Das merken auch Natalie Kowalski und Nina Rybalski, die sich mit ihren Kindern zum Eisessen draußen niedergelassen haben. Sobald die süße Erfrischung serviert ist, sind auch die Wespen da. Die Frauen sind überzeugt, dass es mit den Wespen dies Jahr schlimmer ist als sonst. „Wir waren im Magic Park, da hatte man Angst, den Kindern etwas zu essen zu geben“, so Natalie Kowalski.

Ein paar Meter weiter bei Stelling lassen sich Imke Blome und Tochter Sina Bratwurst und Pommes schmecken. Auch sie werden von den ungebetenen Gästen nicht verschont. Blomes verhalten sich ruhig und lassen sich ihr Essen nicht vermiesen. „Mit der Wärme kamen die Wespen“, meinen sie.
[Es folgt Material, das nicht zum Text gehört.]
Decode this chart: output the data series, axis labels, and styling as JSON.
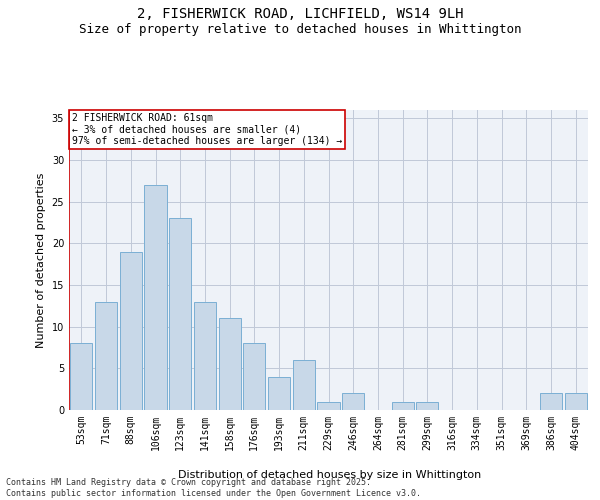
{
  "title_line1": "2, FISHERWICK ROAD, LICHFIELD, WS14 9LH",
  "title_line2": "Size of property relative to detached houses in Whittington",
  "xlabel": "Distribution of detached houses by size in Whittington",
  "ylabel": "Number of detached properties",
  "categories": [
    "53sqm",
    "71sqm",
    "88sqm",
    "106sqm",
    "123sqm",
    "141sqm",
    "158sqm",
    "176sqm",
    "193sqm",
    "211sqm",
    "229sqm",
    "246sqm",
    "264sqm",
    "281sqm",
    "299sqm",
    "316sqm",
    "334sqm",
    "351sqm",
    "369sqm",
    "386sqm",
    "404sqm"
  ],
  "values": [
    8,
    13,
    19,
    27,
    23,
    13,
    11,
    8,
    4,
    6,
    1,
    2,
    0,
    1,
    1,
    0,
    0,
    0,
    0,
    2,
    2
  ],
  "bar_color": "#c8d8e8",
  "bar_edge_color": "#7bafd4",
  "grid_color": "#c0c8d8",
  "background_color": "#eef2f8",
  "annotation_text": "2 FISHERWICK ROAD: 61sqm\n← 3% of detached houses are smaller (4)\n97% of semi-detached houses are larger (134) →",
  "annotation_box_edge_color": "#cc0000",
  "ylim": [
    0,
    36
  ],
  "yticks": [
    0,
    5,
    10,
    15,
    20,
    25,
    30,
    35
  ],
  "footer_line1": "Contains HM Land Registry data © Crown copyright and database right 2025.",
  "footer_line2": "Contains public sector information licensed under the Open Government Licence v3.0.",
  "title_fontsize": 10,
  "subtitle_fontsize": 9,
  "axis_label_fontsize": 8,
  "tick_fontsize": 7,
  "annotation_fontsize": 7,
  "footer_fontsize": 6
}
„Dass es mehr sind als sonst kann ich nicht bestätigen. Durch die extreme Wärme schwärmen Wespen einfach mehr aus“, sagt Hans-Jürgen Maaß, einer von sieben Faltenwespenbeauftragten des Landkreises. Im Gegenteil seien viele Arten selten geworden und daher besonders schützenswert. „Es sind nur zwei Arten, die Gemeine Wespe und die Deutsche Wespe, die sich von unseren Kuchen bedienen, die bleiben uns noch bis Oktober erhalten“, weiß Maaß. Da die beiden Arten ihre Nester meist im Dunkeln bauen, bleiben sie von den Menschen meist unbemerkt. Die sichtbaren Nester sind meistens die Behausungen der Mittleren und der Sächsischen Wespe. Diese Arten sind an Menschen aber gar nicht interessiert. „Das Vorkommen ist bislang sogar eher dürftig“, hat der Wespenexperte beobachtet. Auch Hornissen sind eine Wespenart, die mittlerweile selten ist. Genau wie die Mittlere Wespe müsste sie laut Maaß eine besonders geschützte Art sein.
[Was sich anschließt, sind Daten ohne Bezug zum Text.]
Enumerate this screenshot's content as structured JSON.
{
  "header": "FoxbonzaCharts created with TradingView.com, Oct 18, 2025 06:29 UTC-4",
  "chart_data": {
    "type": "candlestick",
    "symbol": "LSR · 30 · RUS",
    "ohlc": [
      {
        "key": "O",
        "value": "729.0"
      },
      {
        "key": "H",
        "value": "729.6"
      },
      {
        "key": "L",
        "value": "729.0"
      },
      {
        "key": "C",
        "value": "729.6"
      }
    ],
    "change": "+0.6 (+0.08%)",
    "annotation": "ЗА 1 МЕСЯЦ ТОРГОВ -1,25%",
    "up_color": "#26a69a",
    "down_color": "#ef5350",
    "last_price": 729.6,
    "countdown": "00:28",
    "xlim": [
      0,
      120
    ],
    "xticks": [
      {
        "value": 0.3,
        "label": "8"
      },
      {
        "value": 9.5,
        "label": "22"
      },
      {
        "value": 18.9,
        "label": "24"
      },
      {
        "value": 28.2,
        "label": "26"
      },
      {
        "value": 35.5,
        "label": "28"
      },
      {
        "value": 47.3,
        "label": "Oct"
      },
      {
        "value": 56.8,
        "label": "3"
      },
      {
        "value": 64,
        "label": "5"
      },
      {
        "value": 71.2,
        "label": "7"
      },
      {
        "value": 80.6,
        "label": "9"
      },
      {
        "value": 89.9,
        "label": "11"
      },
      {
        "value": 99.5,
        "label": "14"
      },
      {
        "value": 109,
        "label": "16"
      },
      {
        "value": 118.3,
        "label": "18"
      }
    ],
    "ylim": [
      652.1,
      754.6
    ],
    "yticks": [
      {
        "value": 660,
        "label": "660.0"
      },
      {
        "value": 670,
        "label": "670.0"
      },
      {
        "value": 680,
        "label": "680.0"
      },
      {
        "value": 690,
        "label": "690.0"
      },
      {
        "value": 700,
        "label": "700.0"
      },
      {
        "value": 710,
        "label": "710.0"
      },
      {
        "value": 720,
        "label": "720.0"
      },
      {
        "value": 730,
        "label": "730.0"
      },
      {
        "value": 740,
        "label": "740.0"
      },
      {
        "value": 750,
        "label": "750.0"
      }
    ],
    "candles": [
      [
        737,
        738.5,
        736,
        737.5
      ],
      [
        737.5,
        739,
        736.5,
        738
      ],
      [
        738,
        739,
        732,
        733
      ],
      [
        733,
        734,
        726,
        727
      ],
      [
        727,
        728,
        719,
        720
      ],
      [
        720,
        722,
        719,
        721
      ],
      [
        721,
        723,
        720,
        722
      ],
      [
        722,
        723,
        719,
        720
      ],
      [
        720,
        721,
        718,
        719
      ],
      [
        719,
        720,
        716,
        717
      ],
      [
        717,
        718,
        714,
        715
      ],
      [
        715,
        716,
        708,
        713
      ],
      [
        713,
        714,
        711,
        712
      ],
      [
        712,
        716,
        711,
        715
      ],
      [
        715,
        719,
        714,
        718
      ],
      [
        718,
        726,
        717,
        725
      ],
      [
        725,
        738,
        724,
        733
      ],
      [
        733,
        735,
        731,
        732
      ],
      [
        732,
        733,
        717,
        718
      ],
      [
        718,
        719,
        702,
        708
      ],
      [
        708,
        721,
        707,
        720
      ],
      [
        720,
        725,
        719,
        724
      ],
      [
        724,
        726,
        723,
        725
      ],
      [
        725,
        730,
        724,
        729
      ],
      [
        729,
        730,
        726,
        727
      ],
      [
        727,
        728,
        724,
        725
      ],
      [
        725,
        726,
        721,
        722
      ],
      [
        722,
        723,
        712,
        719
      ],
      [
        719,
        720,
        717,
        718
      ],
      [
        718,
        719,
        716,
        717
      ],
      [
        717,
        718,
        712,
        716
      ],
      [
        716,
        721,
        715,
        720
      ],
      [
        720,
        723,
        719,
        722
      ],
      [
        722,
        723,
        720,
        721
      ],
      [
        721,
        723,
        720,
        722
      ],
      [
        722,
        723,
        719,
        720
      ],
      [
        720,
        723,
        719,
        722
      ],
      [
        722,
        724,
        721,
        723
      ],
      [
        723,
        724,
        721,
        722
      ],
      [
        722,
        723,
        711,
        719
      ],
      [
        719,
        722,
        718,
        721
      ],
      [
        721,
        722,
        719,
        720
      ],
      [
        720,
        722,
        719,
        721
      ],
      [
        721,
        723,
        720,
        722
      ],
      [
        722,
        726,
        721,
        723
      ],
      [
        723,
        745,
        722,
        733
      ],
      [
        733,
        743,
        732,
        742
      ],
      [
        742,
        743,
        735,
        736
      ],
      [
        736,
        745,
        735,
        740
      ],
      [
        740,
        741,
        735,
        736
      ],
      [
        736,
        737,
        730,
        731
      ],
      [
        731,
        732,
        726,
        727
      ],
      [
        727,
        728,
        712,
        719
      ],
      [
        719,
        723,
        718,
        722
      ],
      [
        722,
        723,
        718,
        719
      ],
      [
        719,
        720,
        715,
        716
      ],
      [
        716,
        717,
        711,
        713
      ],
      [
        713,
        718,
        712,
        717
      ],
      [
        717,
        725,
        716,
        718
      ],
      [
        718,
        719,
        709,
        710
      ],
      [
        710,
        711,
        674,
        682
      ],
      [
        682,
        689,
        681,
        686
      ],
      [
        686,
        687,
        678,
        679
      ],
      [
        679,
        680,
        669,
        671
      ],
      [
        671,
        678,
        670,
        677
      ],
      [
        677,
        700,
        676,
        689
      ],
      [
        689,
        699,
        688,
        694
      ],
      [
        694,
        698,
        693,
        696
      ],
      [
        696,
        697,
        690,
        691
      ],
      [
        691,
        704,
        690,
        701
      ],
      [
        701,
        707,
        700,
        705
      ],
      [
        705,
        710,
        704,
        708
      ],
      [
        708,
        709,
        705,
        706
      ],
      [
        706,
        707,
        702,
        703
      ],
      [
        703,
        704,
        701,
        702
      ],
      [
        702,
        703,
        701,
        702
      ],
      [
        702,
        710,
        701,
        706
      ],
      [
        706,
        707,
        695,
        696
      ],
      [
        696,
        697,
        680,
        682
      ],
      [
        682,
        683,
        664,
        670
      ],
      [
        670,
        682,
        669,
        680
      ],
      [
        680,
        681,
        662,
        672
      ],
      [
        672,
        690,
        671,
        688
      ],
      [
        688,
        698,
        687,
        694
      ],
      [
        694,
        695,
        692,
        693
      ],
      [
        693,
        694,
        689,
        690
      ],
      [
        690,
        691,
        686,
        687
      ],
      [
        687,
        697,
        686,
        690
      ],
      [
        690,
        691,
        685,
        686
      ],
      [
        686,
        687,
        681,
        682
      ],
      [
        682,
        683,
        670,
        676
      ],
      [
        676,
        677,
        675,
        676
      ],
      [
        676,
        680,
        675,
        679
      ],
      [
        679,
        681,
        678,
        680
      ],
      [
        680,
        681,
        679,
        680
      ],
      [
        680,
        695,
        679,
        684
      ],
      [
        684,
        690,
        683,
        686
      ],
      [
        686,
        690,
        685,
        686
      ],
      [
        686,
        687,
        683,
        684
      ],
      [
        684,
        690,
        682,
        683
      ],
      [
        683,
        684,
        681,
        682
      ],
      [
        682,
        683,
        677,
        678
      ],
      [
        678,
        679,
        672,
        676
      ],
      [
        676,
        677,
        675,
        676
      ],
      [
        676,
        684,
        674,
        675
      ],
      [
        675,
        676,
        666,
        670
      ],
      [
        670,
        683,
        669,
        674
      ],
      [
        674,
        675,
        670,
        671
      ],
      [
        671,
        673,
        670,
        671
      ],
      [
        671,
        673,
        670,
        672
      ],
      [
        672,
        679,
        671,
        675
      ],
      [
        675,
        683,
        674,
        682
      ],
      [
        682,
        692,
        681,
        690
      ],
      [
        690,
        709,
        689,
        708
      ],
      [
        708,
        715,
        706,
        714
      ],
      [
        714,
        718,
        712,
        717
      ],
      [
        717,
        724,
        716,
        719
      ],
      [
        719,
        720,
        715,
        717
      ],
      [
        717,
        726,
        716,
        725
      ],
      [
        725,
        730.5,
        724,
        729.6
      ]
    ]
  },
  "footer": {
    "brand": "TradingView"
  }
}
Generell gilt: Alle Wespenarten leisten einen wichtigen Beitrag für das Ökosystem und sind daher durch das Landesnaturschutzgesetz geschützt. Daher sollte man die Nester möglichst an Ort und Stelle belassen. „Wenn Gefahr für Mensch oder Gebäude droht, muss man genau abwägen. Für die Entfernung eines Nestes müssen schon triftige Gründe vorhanden sein“, so Maaß. Denn von Natur seien sie nicht angriffslustig. „Sie stechen nur, wenn sie sich bedroht fühlen.“ Maaß rät daher, vor allem ruhig zu bleiben und auf keinen Fall wild um sich zu schlagen. „Dann fühlen sich die Tiere angegriffen und stechen zu.“ Möchte man draußen ungestört essen, kann es sinnvoll sein, in einiger Entfernung einen Extrateller für die Wespen aufzustellen.

Und wenn es nun doch passiert ist und die Wespe zugestochen hat? Ist man nicht gerade gegen die Stiche allergisch, ist auch das nicht allzu schlimm. Auch Hans-Jürgen Maaß hat in seiner 30-jährigen Tätigkeit als Wespenbeauftragter schon einige Stiche abbekommen. Sein Tipp „Einfach etwas Essig auf den Stich auftragen“.